The media featured some of the rights talk at the convoy earlier this year. On the free speech issue, I remember several clips of demonstrators saying that they were there to exercise and protect their First Amendment rights.

In Canada, it is Section 2 of the Charter of Rights and Freedoms that protects freedom of expression. The First Amendment is in the U.S. Constitution. Is this a quibble, something just a snooty over-educated member of the elite would raise?

No. The right to freedom of expression in the Charter of Rights is “subject to such reasonable limits” as are “demonstrably justifiable in a free and democratic society.” This limitation applies to all of the rights in the Charter. It does not apply to the First Amendment of the U.S. Constitution.

This winter, the convoy’s freedom of expression was accompanied by, and accomplished through, parking their trucks and blocking downtown streets (along with the bouncy castles and hot tubs, of course), impeding the movements of Ottawa residents and visitors by their constant presence in the street and their often aggressive actions. This included the loud honking of horns well into the night, even after an injunction against that honking had been secured.

Is it reasonable for Canada — and the residents of Ottawa — to say that the convoy’s freedom of speech should not be accomplished in ways that intrude upon the rights and well-being of thousands of others?

Is it demonstrably justifiable in a free and democratic society to expect that those wanting to express their views will do so in a manner that does not bring the lives of thousands of others to a complete halt, making them prisoners in their own city?

The protesters who came in the convoys this winter were given extraordinary liberty to express their views, both in words and by their actions. They were given far too much liberty, in my view, allowed to hold Ottawa citizens hostage and imperil many businesses in the affected area.

Individual protesters might say they were quiet and orderly. That might be the case. In fact, the television coverage often gave the impression that some of the occupiers were there simply to enjoy community and a sense of freedom after almost two grim years of COVID isolation. But overall, the blockade and occupation of downtown Ottawa was an exercise in aggressive expression seldom seen before in this country.

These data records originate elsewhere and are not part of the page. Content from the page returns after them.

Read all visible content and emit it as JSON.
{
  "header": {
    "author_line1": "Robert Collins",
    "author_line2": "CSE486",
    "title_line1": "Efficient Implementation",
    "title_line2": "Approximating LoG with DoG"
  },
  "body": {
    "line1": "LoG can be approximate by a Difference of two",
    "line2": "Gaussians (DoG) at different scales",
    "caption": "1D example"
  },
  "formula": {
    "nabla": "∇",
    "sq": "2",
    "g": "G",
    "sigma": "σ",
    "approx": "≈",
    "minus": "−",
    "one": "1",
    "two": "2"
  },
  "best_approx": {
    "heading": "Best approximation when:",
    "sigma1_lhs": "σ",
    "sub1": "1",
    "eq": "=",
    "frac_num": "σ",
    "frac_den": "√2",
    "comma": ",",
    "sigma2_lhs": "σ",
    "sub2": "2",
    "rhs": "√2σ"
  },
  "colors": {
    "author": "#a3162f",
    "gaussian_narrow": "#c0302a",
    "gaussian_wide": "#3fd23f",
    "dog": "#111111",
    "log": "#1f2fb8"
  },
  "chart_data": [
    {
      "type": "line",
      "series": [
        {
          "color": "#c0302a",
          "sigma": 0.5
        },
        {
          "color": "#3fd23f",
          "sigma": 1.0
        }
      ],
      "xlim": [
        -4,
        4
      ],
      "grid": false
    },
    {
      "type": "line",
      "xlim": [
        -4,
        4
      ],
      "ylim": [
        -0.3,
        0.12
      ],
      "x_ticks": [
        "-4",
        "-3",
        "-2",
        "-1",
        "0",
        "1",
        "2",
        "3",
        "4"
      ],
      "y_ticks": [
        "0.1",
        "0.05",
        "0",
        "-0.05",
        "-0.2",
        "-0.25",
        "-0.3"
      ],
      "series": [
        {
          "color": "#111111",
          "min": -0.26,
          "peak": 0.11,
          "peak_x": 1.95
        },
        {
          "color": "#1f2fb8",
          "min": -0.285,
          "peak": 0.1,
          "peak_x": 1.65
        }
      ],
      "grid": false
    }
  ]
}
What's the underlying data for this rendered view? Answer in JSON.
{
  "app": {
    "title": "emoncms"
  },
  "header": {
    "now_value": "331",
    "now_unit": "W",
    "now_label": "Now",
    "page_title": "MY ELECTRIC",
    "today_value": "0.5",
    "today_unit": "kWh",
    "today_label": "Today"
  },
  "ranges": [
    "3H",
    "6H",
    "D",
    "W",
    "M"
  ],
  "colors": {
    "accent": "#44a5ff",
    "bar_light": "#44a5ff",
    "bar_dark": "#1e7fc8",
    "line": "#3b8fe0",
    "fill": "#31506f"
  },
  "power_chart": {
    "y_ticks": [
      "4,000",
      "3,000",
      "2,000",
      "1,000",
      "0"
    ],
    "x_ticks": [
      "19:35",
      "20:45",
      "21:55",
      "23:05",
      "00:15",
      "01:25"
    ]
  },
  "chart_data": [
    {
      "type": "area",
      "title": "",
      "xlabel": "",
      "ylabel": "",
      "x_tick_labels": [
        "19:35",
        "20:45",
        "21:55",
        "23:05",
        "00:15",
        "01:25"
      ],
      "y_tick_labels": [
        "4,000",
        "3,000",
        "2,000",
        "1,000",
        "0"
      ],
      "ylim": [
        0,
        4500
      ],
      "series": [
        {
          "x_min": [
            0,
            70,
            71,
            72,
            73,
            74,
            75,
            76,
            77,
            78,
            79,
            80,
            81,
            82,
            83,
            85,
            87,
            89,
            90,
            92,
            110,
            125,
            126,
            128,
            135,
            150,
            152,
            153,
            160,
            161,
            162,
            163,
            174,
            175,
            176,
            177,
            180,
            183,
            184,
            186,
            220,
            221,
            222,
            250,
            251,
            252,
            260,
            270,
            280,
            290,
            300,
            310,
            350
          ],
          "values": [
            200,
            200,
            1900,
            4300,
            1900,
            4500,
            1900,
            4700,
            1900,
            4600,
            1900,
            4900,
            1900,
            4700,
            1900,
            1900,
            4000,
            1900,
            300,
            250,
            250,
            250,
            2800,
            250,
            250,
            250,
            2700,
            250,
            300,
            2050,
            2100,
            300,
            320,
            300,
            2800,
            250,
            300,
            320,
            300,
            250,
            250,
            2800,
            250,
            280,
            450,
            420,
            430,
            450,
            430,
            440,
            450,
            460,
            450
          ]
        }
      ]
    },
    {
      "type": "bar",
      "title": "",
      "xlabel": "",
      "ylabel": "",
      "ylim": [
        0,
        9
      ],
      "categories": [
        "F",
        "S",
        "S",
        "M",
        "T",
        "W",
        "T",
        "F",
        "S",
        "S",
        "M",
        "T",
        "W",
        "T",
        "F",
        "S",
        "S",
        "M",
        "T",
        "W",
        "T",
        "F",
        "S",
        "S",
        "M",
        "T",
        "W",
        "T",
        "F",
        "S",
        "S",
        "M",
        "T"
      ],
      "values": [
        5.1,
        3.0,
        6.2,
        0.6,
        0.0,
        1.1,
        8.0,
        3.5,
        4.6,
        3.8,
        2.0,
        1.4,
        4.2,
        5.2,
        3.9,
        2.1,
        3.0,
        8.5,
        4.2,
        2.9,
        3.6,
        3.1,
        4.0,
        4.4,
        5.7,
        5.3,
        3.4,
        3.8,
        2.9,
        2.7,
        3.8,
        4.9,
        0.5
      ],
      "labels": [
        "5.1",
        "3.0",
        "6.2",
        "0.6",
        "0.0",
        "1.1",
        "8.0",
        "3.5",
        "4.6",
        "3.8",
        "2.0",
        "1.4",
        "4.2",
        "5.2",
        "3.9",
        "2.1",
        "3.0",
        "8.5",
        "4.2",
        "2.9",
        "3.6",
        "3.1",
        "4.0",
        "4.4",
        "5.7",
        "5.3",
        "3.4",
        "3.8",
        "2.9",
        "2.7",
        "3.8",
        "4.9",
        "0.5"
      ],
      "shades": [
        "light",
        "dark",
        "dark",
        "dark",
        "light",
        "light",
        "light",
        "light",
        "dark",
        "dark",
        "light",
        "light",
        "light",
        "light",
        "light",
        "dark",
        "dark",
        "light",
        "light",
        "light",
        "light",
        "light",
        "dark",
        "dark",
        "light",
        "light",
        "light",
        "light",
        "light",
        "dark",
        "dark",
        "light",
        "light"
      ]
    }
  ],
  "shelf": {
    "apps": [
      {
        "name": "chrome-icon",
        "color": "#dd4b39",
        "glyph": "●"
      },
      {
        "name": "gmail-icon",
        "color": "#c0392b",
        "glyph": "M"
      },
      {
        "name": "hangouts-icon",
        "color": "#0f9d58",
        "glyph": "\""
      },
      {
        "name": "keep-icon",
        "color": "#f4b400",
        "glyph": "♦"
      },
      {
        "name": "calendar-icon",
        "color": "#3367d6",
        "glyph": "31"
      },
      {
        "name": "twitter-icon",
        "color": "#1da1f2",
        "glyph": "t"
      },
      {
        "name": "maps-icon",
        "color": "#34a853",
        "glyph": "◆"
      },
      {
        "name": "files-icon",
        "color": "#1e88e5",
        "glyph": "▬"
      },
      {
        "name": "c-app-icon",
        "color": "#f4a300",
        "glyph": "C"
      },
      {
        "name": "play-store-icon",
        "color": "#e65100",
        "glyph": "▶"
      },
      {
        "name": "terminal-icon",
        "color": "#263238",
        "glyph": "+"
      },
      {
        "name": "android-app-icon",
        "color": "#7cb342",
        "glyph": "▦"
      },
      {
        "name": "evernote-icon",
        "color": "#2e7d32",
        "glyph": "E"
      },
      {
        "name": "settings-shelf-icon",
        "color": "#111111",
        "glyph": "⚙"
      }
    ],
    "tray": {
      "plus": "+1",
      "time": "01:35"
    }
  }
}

Let’s consider for a moment the need for such a virulent way of expressing their views: government orders that people put noxious or worrisome substances (that is, vaccines) into their bodies or be liable to lose their jobs. The demonstrators’ position, at its root, was that they should have been able to carry on as usual, engaging in their work and other activities, as if there were no pandemic, and as if there were no concern about the spread of the coronavirus.

At its kindest, it may be seen as a view that other people could, or maybe should, protect themselves from the anti-vaxxers, if they wanted protection. They shouldn’t expect such protection to come from the government oppression of others.

In the time of a pandemic, this position is an extraordinary assertion of personal liberty at any cost. Unless, of course, the premise underlying the position is that there was no pandemic, no concern about transmission or communication of the virus, and no need to act, not just with respect to particular limited situations (one neighbourhood, one job), but on a national scale.

The claim that the convoy was a simple and justifiable exercise of civil rights does not stand up to scrutiny. Let us hope that those who are planning future convoys will take a basic course in Rights 101 before again making audacious, but unfounded claims, about their right to disrupt a city.

Mary Eberts is a senior fellow at Massey College, University of Toronto, and a lawyer whose national practice includes cases under the Charter of Rights and Freedoms.